Anonymous

How Does Rain Cause Floods?

3

3 Answers

Shezan Shaikh Profile
Shezan Shaikh answered
A flood can occur due to several reasons including heavy and intense rainfall. A number of other factors that can cause a flood include run-off from a deed snow cover, when the ground can't hold more water or over saturated soil, ice jams in rivers, urbanization or a lot of buildings and parking lot.

There are two types of floods, a regular river flood and a flash flood. A flash flood is much more dangerous and approximately 92 people die in flash floods every year. Flash flood is not caused particularly by rain but is always accompanied with heavy and intense rainfall.
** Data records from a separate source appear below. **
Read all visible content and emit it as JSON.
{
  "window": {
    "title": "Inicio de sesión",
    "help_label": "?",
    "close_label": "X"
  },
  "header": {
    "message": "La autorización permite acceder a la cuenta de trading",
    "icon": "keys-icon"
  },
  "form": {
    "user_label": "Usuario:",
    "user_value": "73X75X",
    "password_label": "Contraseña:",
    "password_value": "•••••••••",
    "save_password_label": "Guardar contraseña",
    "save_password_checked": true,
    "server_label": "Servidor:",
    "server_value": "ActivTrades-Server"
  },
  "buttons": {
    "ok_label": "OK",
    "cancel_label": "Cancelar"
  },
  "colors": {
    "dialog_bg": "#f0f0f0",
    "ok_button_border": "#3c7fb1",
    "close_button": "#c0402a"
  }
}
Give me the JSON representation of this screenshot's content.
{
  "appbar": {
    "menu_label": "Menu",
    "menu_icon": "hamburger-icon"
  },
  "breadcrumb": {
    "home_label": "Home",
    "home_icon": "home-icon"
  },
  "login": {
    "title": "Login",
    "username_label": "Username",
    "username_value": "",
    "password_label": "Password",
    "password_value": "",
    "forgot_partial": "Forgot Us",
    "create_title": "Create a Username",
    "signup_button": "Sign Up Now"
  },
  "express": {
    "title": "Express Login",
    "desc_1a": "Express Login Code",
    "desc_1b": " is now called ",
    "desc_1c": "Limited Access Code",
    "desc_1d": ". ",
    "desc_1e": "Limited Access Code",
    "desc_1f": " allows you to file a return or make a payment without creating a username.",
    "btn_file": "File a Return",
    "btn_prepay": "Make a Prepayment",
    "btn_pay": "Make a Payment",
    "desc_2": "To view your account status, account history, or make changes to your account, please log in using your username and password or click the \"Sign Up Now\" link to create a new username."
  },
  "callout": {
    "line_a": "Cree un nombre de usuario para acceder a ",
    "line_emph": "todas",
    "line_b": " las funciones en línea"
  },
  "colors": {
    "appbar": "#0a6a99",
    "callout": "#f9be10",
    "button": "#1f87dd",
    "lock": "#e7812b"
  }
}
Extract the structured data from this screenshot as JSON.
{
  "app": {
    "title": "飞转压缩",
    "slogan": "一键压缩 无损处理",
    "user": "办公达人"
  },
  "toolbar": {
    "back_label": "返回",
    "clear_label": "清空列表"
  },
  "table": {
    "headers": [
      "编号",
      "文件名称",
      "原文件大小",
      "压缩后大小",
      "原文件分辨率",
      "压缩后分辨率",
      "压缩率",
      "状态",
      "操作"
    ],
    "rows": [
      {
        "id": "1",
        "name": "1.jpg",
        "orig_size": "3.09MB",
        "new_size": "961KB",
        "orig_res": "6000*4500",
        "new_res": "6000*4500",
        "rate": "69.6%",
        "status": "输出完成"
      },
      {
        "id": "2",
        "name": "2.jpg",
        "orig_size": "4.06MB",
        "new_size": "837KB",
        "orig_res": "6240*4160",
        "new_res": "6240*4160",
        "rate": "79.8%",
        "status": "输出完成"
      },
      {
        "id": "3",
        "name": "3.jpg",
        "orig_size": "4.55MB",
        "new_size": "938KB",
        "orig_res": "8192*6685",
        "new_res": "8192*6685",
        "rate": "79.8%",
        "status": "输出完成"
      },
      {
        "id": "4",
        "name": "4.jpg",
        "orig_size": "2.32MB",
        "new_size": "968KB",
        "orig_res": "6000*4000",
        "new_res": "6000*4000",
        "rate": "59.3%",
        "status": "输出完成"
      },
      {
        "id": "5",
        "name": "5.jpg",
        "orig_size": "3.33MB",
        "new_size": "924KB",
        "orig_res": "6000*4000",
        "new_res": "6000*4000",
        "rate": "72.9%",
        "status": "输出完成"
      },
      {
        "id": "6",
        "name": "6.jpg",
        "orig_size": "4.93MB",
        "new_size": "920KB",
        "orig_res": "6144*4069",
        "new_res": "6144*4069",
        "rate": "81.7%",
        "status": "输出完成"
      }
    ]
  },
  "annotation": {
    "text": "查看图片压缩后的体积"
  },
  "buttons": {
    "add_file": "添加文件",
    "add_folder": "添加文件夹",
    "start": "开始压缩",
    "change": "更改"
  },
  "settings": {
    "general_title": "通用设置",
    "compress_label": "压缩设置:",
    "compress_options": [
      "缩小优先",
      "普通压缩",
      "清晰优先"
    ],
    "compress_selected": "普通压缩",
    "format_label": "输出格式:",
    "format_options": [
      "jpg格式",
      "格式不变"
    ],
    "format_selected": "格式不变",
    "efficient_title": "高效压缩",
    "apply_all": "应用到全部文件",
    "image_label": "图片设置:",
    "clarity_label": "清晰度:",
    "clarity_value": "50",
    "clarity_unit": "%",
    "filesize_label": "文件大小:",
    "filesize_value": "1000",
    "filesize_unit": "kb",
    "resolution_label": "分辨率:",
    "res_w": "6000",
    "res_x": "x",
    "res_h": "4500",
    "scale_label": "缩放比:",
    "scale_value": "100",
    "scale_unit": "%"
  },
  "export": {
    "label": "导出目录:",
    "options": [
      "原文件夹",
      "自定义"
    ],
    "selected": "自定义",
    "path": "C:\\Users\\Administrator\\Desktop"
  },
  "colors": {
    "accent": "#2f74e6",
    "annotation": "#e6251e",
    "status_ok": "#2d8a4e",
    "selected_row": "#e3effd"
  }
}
Rain can cause a river flood and a flood in a city. As it rains heavily and continuously, the water level in a river starts to rise and goes over the edges of the river, which leads to a flood. In urbanized towns, a flood can occur due to heavy rainfall as most of the land has been covered with concrete. There is a very little soil land left to soak the water, which leads to saturated soil and causes a flood.
megan sheward Profile
megan sheward answered
The flood plain, of a river is normally grassy and normally steep ..
As the rain fall hits the surface of the flood plain, if the ground is impermeable the water will not seep through and will become 'surface run off' and due to the gradient of the hill gravity will pull down the rain fall at a faster speed, as their is more rain fall and it is not be soaked up by any vegetation (when it is it is called vegetation interception) and it is moving down towards the river at a faster rate .. The water hits the river and begins to make the water levels rise, each river has what is known as 'bank full' which is the max amount of water a river can carry before flooding ... The excessive amount of water means the river fills up more quickly and therefore floods more.
Oddman Profile
Oddman answered
"Normal" stream and river levels are what result from the "normal" water runoff from an area. (The area associated with a particular stream is called its watershed.) When the amount of water that is to be drained from an area increases, as from "excessive" rainfall, the stream and river levels must rise to accommodate the extra volume. When they rise enough, we call it a flood.

When one considers that variation in rainfall is the usual condition, what constitutes "normal" and what constitutes "excessive" is largely a matter of experience. For example, I have only experienced once in my lifetime the condition that the Missouri River in central Missouri filled its valley from bluff to bluff (many miles across the flood plain). However, the existence of such a flood plain is evidence that it happens regularly in geologic time.

Engineers and insurance underwriters base their decisions about what economic activity to allow on the history we have accumulated as a society. In many cases, it is clear that our recent historical experience is different from long term variations that are possible.